Murphy, however, thinks the information from the trial is very interesting. Her research aims to identify characteristics or markers present in the group of patients that could be used to develop a tool for the neuropathologist.

"Our long-term goal is to set up a test system for the neuropathologist, so that he/she can make the decision from the biopsy as to whether the patient will benefit from TKI drugs or not," explains Murphy.

She is working closely with neuropathologist, Dr Michael Farrell at the Beaumont Hospital, Dublin. A tissue biopsy is taken in theatre at the Beaumont for diagnosis. With the patient's consent after the diagnosis has been made, the rest of the tissue can be divided for research. A PhD student at Beaumont characterises some of the tissue by identifying whether it contains certain markers. The rest is used by NICB, where they culture the tumour cells to produce more for testing.

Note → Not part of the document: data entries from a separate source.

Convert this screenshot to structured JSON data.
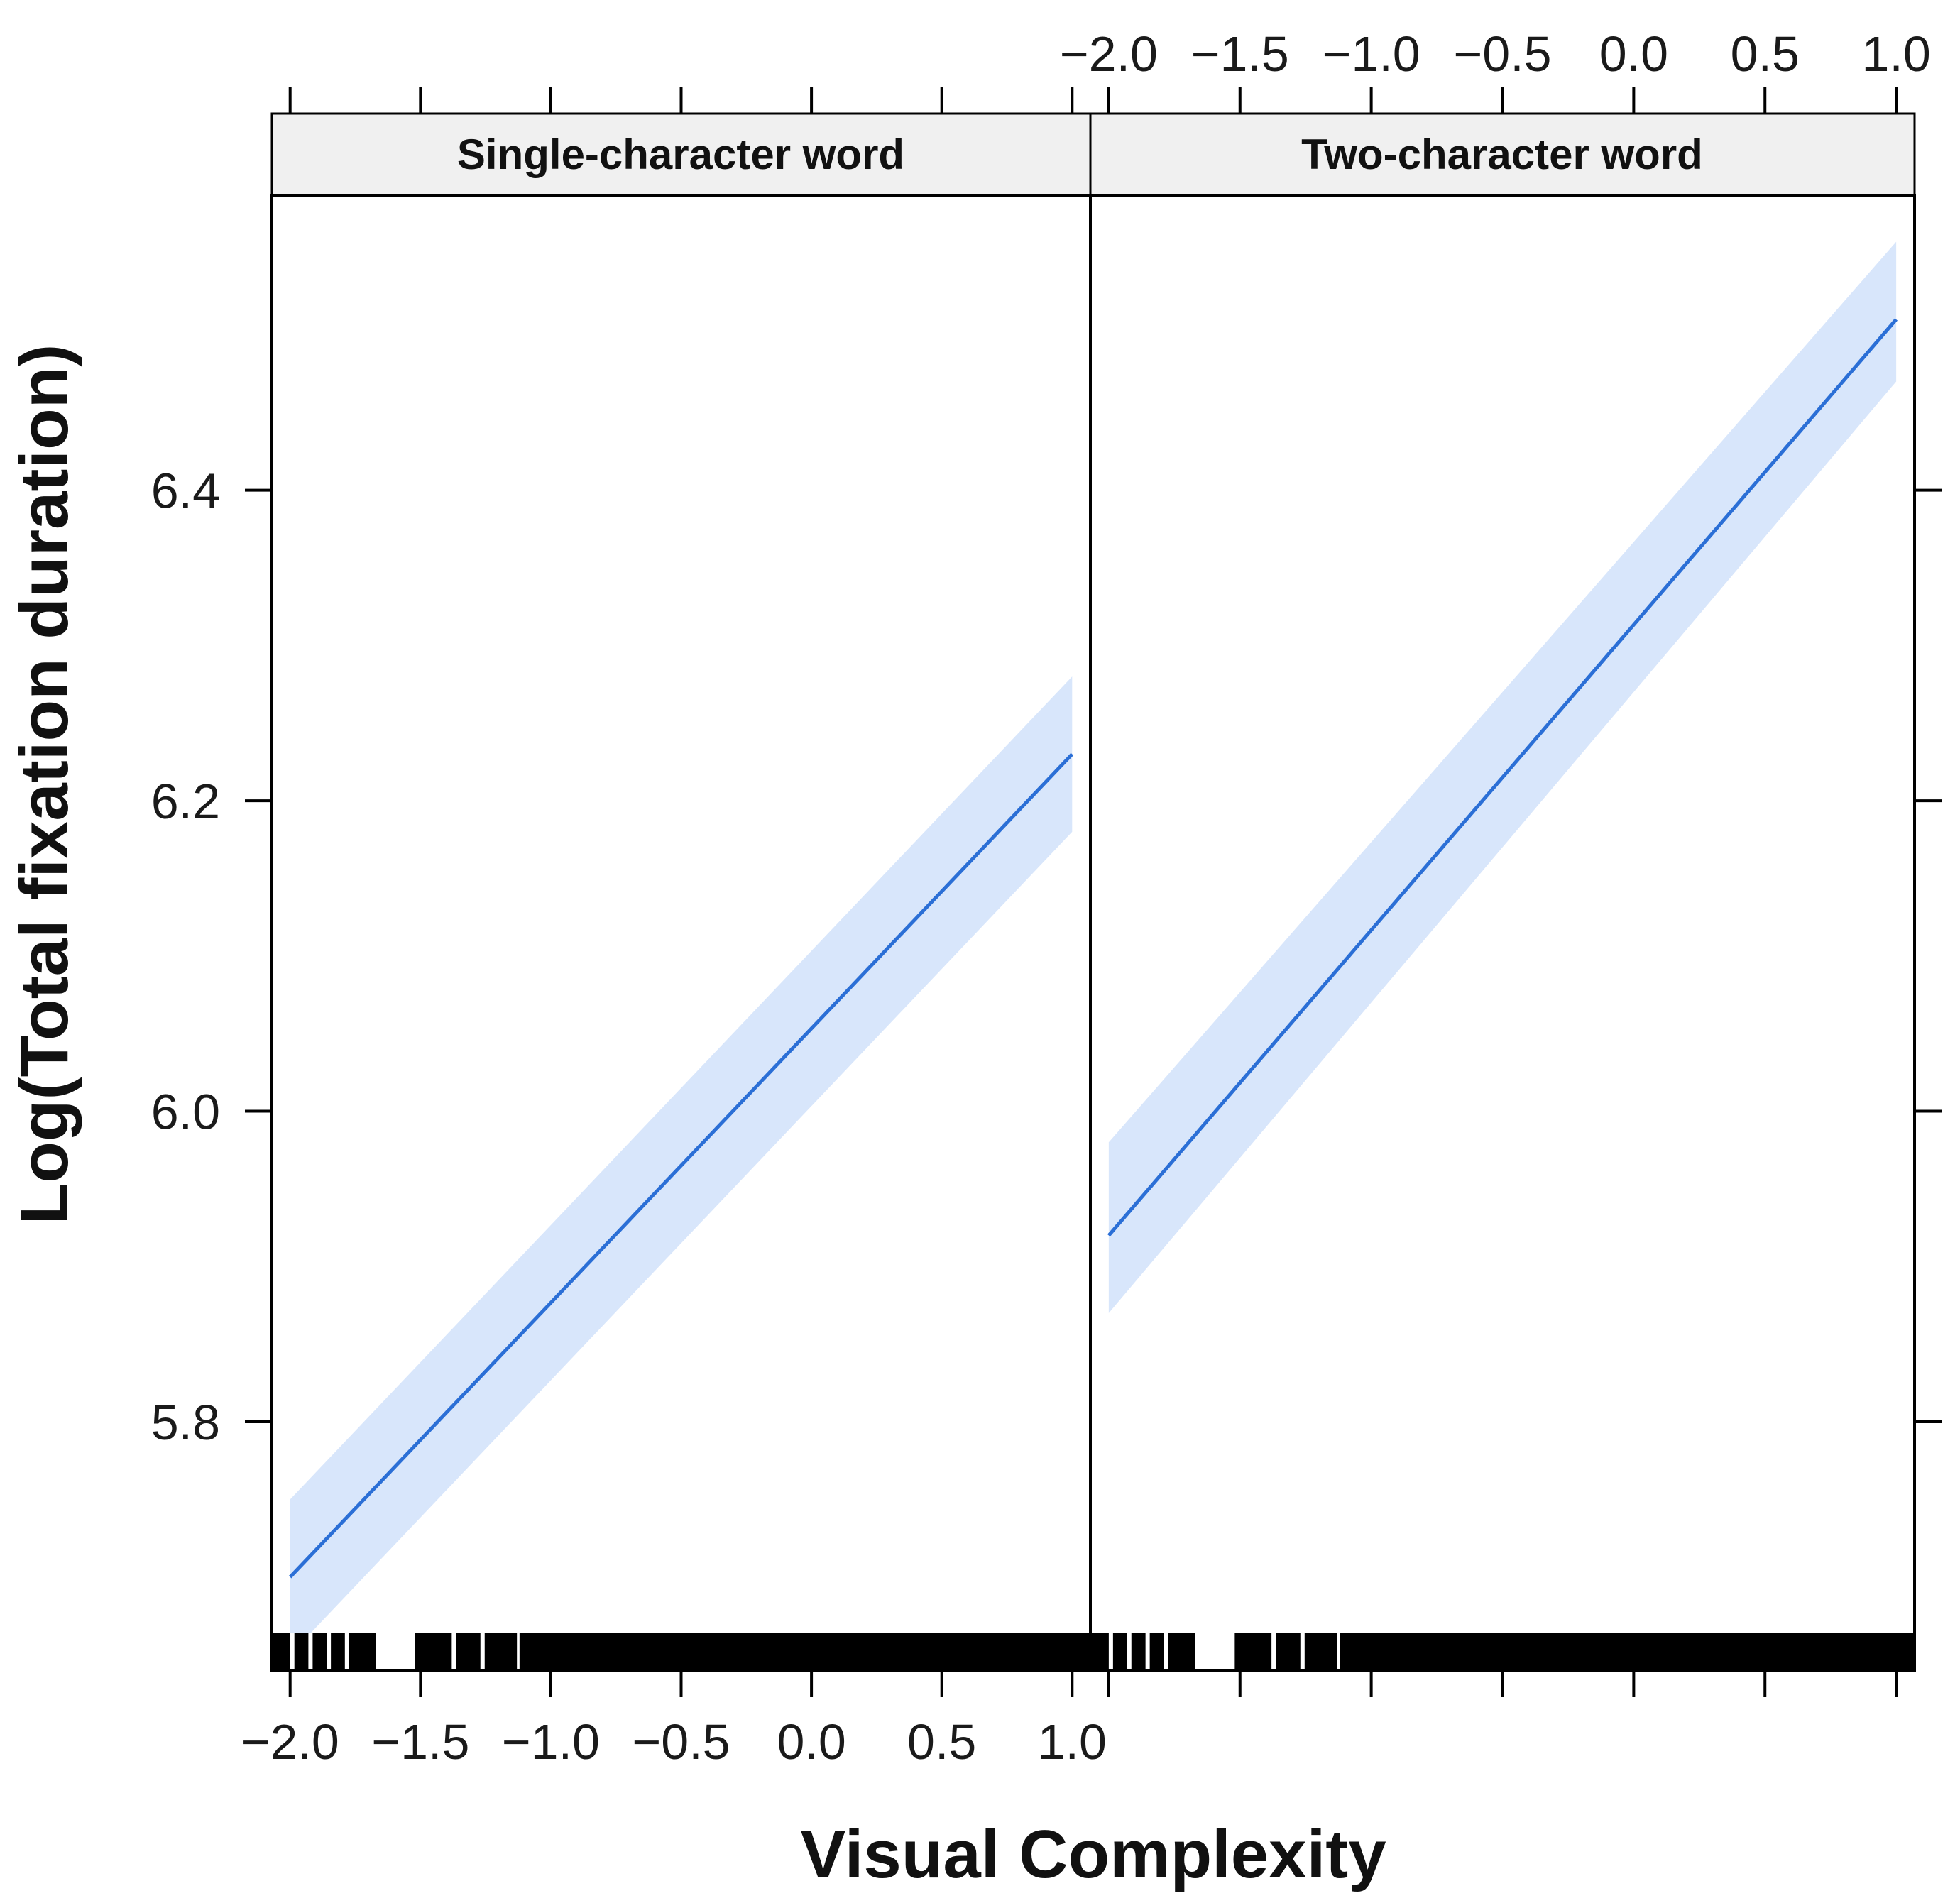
{
  "chart_data": {
    "type": "line",
    "xlabel": "Visual Complexity",
    "ylabel": "Log(Total fixation duration)",
    "xlim": [
      -2.07,
      1.07
    ],
    "ylim": [
      5.64,
      6.59
    ],
    "xticks": [
      -2.0,
      -1.5,
      -1.0,
      -0.5,
      0.0,
      0.5,
      1.0
    ],
    "xtick_labels": [
      "−2.0",
      "−1.5",
      "−1.0",
      "−0.5",
      "0.0",
      "0.5",
      "1.0"
    ],
    "yticks": [
      5.8,
      6.0,
      6.2,
      6.4
    ],
    "ytick_labels": [
      "5.8",
      "6.0",
      "6.2",
      "6.4"
    ],
    "grid": false,
    "colors": {
      "line": "#2b6fd6",
      "band": "#d8e6fb",
      "rug": "#000000",
      "strip": "#f0f0f0"
    },
    "panels": [
      {
        "strip_label": "Single-character word",
        "x": [
          -2.0,
          1.0
        ],
        "y": [
          5.7,
          6.23
        ],
        "ci_lower": [
          5.65,
          6.18
        ],
        "ci_upper": [
          5.75,
          6.28
        ],
        "rug_segments": [
          [
            -2.07,
            -1.67
          ],
          [
            -1.52,
            -1.13
          ],
          [
            -1.12,
            1.07
          ]
        ]
      },
      {
        "strip_label": "Two-character word",
        "x": [
          -2.0,
          1.0
        ],
        "y": [
          5.92,
          6.51
        ],
        "ci_lower": [
          5.87,
          6.47
        ],
        "ci_upper": [
          5.98,
          6.56
        ],
        "rug_segments": [
          [
            -2.07,
            -1.67
          ],
          [
            -1.52,
            -1.13
          ],
          [
            -1.12,
            1.07
          ]
        ]
      }
    ]
  }
}
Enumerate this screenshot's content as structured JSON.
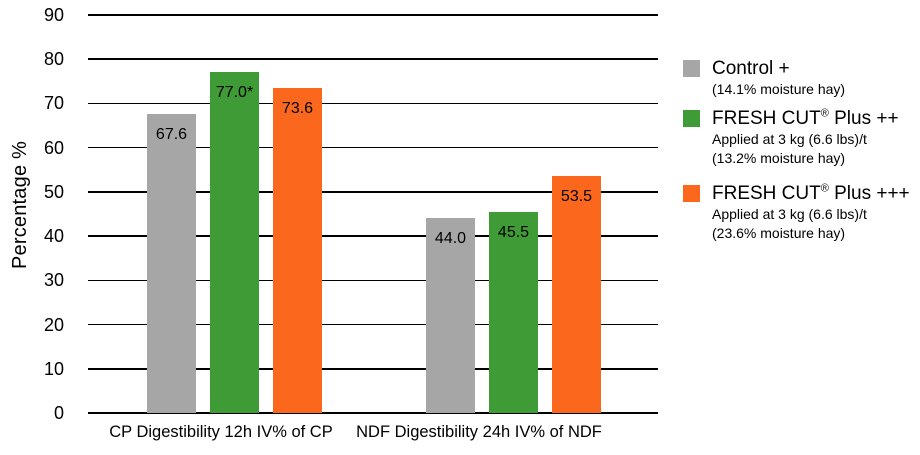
{
  "chart_data": {
    "type": "bar",
    "title": "",
    "ylabel": "Percentage %",
    "xlabel": "",
    "ylim": [
      0,
      90
    ],
    "yticks": [
      0,
      10,
      20,
      30,
      40,
      50,
      60,
      70,
      80,
      90
    ],
    "grid": "horizontal",
    "legend_position": "right",
    "categories": [
      "CP Digestibility 12h IV% of CP",
      "NDF Digestibility 24h IV% of NDF"
    ],
    "series": [
      {
        "name": "Control +",
        "color": "#a6a6a6",
        "values": [
          67.6,
          44.0
        ],
        "labels": [
          "67.6",
          "44.0"
        ]
      },
      {
        "name": "FRESH CUT® Plus ++",
        "color": "#3f9b35",
        "values": [
          77.0,
          45.5
        ],
        "labels": [
          "77.0*",
          "45.5"
        ]
      },
      {
        "name": "FRESH CUT® Plus +++",
        "color": "#fc671e",
        "values": [
          73.6,
          53.5
        ],
        "labels": [
          "73.6",
          "53.5"
        ]
      }
    ]
  },
  "legend": {
    "items": [
      {
        "title_pre": "Control +",
        "title_reg": "",
        "title_post": "",
        "subs": [
          "(14.1% moisture hay)"
        ],
        "color": "#a6a6a6"
      },
      {
        "title_pre": "FRESH CUT",
        "title_reg": "®",
        "title_post": " Plus ++",
        "subs": [
          "Applied at 3 kg (6.6 lbs)/t",
          "(13.2% moisture hay)"
        ],
        "color": "#3f9b35"
      },
      {
        "title_pre": "FRESH CUT",
        "title_reg": "®",
        "title_post": " Plus +++",
        "subs": [
          "Applied at 3 kg (6.6 lbs)/t",
          "(23.6% moisture hay)"
        ],
        "color": "#fc671e"
      }
    ]
  }
}
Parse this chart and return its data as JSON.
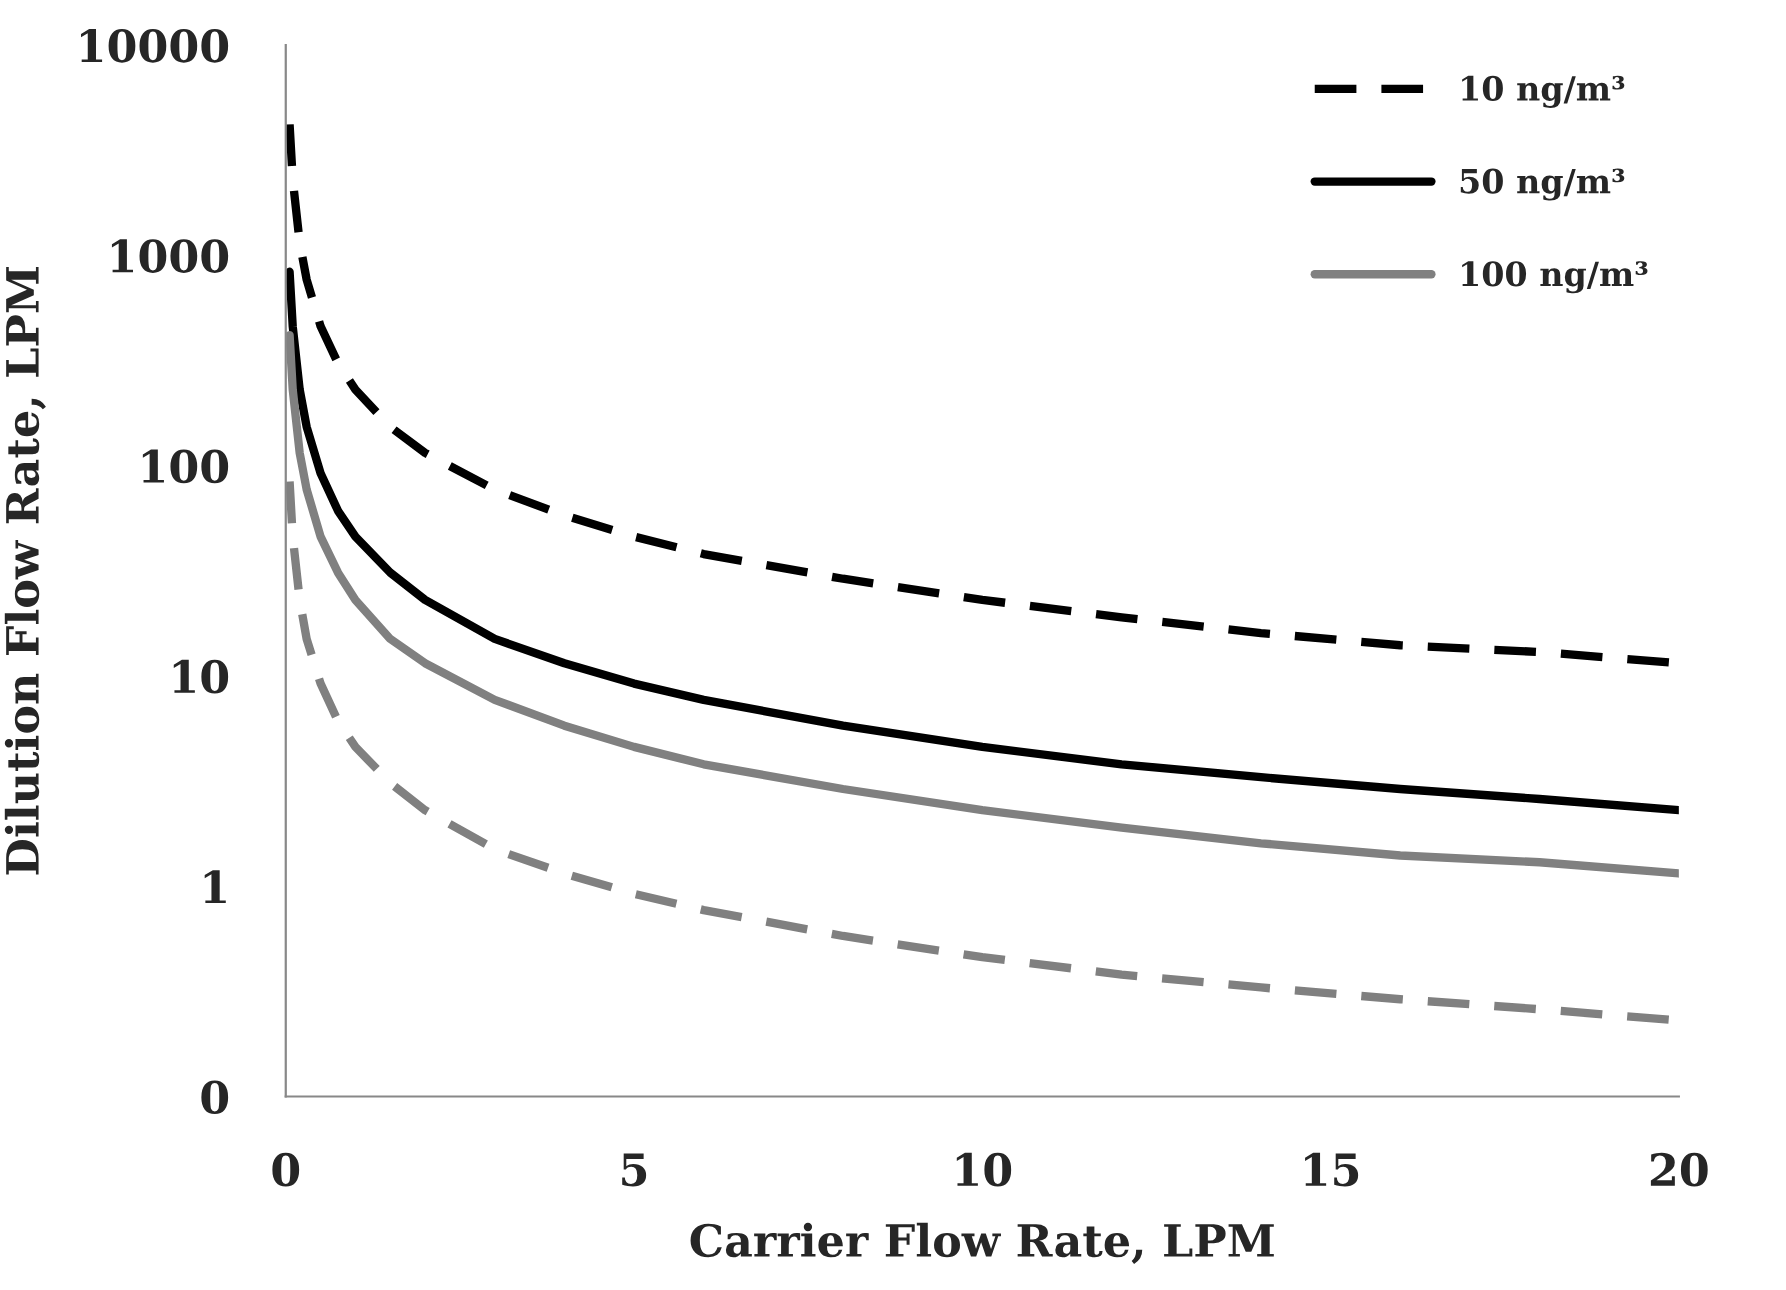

Cancer cells are tested to discover how they respond to the TKI drugs. Murphy can investigate whether certain concentrations of the drugs kill the cells, stop them growing or affect their invasiveness/migratory action.

Initial results look promising and Murphy is optimistic about the use of TKIs particularly as the side-effects are minimal.

"Verena's work is extremely exciting," says Dr Corley. "It is important for patients here in Ireland to know, if they are generous enough to participate and allow samples to be used for research, they could help future development of treatments."